AbsaOSS / ABRiS

Avro SerDe for Apache Spark structured APIs.
Apache License 2.0
229 stars 75 forks source link

Unexpected behavior of `to_confluent_avro` #129

Closed Vincent-Zeng closed 4 years ago

Vincent-Zeng commented 4 years ago

Hi, team.

See

  def to_confluent_avro(
    data: Column,
    schemaRegistryConf: Map[String,String]
  ): Column = {

    val schemaProvider: SchemaProvider = createSchemaProvider(schemaRegistryConf)

    new Column(CatalystDataToAvro(
      data.expr, schemaProvider, Some(schemaRegistryConf), confluentCompliant = true))
  }
case class CatalystDataToAvro(
   child: Expression,
   schemaProvider: SchemaProvider,
   schemaRegistryConf: Option[Map[String,String]],
   confluentCompliant: Boolean)
  extends UnaryExpression {

  override def dataType: DataType = BinaryType

  private lazy val schemaId = schemaRegistryConf.flatMap { _ =>
    schemaManager.schemaId
      .orElse(registerSchema(schemaProvider.wrappedSchema(child)))
      .filter(_ => confluentCompliant)
  }

  @transient private lazy val serializer: AvroSerializer =
    new AvroSerializer(child.dataType, schemaProvider.originalSchema(child), child.nullable)

  @transient private lazy val schemaManager = SchemaManagerFactory.create(schemaRegistryConf.get)

   ...
}

The schemaProvider provided as a parameter, while schemaId provided as a private field. It means that schemaProvider initialize once for the whole execution while schemaId initialize for each structured streaming batch.

Let's see a case: Step 1. Specify the config value.schema.id as latest, and now latest schema id is 10 Step 2. schemaProvider fetch the schema which schema id is 10 from Schema Registry Step 3. batch 1: private lazy val schemaId is initialized with schema id 10, now magic number is 10 when serialize. Step 4. envolve the schema in Schema Registry, now latest schema id is 11. Step 5. batch2: private lazy val schemaId is initialized with schema id 11, now magic number is 11 when serialize, while schemaProvider still provide the schema which schema id is 10 to encode the data.

So, maybe schemaId should initialize in driver and passed as a parameter instead init inside the expression, is that?

Vincent-Zeng commented 4 years ago

Maybe we can pass schemaManager as a parameter.

cerveada commented 4 years ago

I see. I think best sollution would be to add oprional schemaId in SchemaProvider and populat that field in createSchemaProvider(...) than inside CatalystDataToAvro we can get that id from the provider instead of manager.

schemaManager is not serializable. It's intentionaly done like that so it's initialized again in CatalystDataToAvro when it's needed. I would not send it as a parameter.

Vincent-Zeng commented 4 years ago

@cerveada Yeah. Your solution is great.

racevedoo commented 4 years ago

Hi all! Is this fixed? can we get a new release containing the fix?

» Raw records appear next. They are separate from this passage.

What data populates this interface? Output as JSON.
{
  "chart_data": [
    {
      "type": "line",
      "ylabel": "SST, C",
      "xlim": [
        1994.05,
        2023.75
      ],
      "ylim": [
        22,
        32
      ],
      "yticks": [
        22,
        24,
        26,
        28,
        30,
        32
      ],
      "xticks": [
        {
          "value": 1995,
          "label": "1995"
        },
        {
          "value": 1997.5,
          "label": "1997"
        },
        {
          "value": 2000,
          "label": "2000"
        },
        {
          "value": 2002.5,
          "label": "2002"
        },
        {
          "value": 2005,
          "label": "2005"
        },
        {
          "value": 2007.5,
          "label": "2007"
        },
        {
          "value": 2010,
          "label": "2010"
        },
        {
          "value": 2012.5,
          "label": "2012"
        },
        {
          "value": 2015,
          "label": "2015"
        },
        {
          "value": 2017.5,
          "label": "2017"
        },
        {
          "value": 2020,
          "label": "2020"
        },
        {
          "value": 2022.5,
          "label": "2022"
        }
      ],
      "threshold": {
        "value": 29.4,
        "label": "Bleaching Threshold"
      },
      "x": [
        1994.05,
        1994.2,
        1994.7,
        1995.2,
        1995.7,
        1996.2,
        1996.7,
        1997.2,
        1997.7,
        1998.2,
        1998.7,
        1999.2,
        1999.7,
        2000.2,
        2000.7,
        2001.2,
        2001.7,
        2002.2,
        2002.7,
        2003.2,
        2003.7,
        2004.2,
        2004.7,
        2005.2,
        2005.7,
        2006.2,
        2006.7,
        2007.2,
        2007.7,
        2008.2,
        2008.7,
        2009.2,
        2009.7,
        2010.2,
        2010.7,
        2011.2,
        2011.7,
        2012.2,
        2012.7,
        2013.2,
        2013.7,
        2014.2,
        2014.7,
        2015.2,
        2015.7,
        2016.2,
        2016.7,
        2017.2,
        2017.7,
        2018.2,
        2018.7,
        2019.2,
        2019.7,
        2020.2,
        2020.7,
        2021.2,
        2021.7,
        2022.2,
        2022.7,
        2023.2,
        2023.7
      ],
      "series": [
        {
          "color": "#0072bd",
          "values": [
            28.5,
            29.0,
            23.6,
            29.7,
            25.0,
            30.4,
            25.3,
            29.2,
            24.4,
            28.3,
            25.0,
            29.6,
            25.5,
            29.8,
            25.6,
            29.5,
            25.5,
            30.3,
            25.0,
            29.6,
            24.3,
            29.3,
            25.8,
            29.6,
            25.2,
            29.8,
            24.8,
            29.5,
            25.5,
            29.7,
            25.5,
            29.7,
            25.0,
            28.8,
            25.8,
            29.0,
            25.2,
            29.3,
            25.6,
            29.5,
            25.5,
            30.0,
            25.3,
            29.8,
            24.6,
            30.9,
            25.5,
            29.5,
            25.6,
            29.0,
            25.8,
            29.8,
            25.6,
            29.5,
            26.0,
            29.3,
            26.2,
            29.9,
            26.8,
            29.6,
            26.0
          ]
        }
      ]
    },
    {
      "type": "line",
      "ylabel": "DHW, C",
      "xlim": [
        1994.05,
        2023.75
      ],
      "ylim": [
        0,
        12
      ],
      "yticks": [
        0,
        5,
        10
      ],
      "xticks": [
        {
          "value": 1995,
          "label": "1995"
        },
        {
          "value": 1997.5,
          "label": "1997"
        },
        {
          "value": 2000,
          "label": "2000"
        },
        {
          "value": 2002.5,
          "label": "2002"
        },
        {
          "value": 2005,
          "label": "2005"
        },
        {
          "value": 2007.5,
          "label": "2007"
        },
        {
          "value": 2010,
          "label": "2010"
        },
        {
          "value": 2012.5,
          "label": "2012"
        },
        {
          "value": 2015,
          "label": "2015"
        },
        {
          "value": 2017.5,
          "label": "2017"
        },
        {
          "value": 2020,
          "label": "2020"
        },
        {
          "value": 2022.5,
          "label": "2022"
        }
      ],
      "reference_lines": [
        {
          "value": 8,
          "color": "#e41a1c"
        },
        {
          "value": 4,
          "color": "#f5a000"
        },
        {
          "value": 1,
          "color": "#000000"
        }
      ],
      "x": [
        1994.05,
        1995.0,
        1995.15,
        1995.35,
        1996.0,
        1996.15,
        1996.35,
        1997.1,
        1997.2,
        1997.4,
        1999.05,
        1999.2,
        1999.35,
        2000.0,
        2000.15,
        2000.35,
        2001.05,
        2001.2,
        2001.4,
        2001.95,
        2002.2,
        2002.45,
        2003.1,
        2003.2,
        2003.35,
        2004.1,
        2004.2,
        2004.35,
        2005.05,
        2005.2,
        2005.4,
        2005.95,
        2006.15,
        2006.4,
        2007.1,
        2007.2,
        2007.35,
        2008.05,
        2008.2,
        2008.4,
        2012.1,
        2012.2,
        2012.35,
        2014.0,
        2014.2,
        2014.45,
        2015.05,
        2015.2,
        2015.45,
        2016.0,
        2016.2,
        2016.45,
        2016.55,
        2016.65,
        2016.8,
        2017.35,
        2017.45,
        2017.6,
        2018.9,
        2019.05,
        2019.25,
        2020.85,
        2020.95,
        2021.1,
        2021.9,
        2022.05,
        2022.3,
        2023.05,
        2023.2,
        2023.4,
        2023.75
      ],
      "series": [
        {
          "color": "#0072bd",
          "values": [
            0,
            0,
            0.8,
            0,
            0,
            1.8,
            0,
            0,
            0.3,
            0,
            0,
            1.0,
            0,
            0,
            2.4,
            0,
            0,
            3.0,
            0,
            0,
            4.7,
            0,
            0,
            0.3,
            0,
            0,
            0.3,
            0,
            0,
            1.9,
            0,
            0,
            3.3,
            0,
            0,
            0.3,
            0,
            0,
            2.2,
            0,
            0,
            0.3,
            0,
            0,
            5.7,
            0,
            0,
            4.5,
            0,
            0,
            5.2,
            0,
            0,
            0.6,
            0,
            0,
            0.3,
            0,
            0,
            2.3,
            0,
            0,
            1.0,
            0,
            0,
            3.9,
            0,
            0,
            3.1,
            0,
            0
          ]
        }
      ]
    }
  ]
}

Right now I'm having a minor issue, as the schema id is being resolved multiple times (not sure why). Sometimes the request to schema registry fails, leading to the following error: image

Maybe a solution that mitigates this is resolving the schema only once per executor.

If this is not related to this issue, please tell me so I can provide a more detailed report. Thanks!

felipemmelo commented 4 years ago

Hi @racevedoo , version 3.2.2 has just been published, and it contains the fixes. Cheers.

racevedoo commented 4 years ago

Hi @racevedoo , version 3.2.2 has just been published, and it contains the fixes. Cheers.

Great! Thanks for the quick release. Can we close this issue? :smile:

EDIT: I can't find the release on Github or maven central (https://search.maven.org/artifact/za.co.absa/abris_2.11)

cerveada commented 4 years ago

It takes some time to appear there, but it may already be ready for download from command line maven.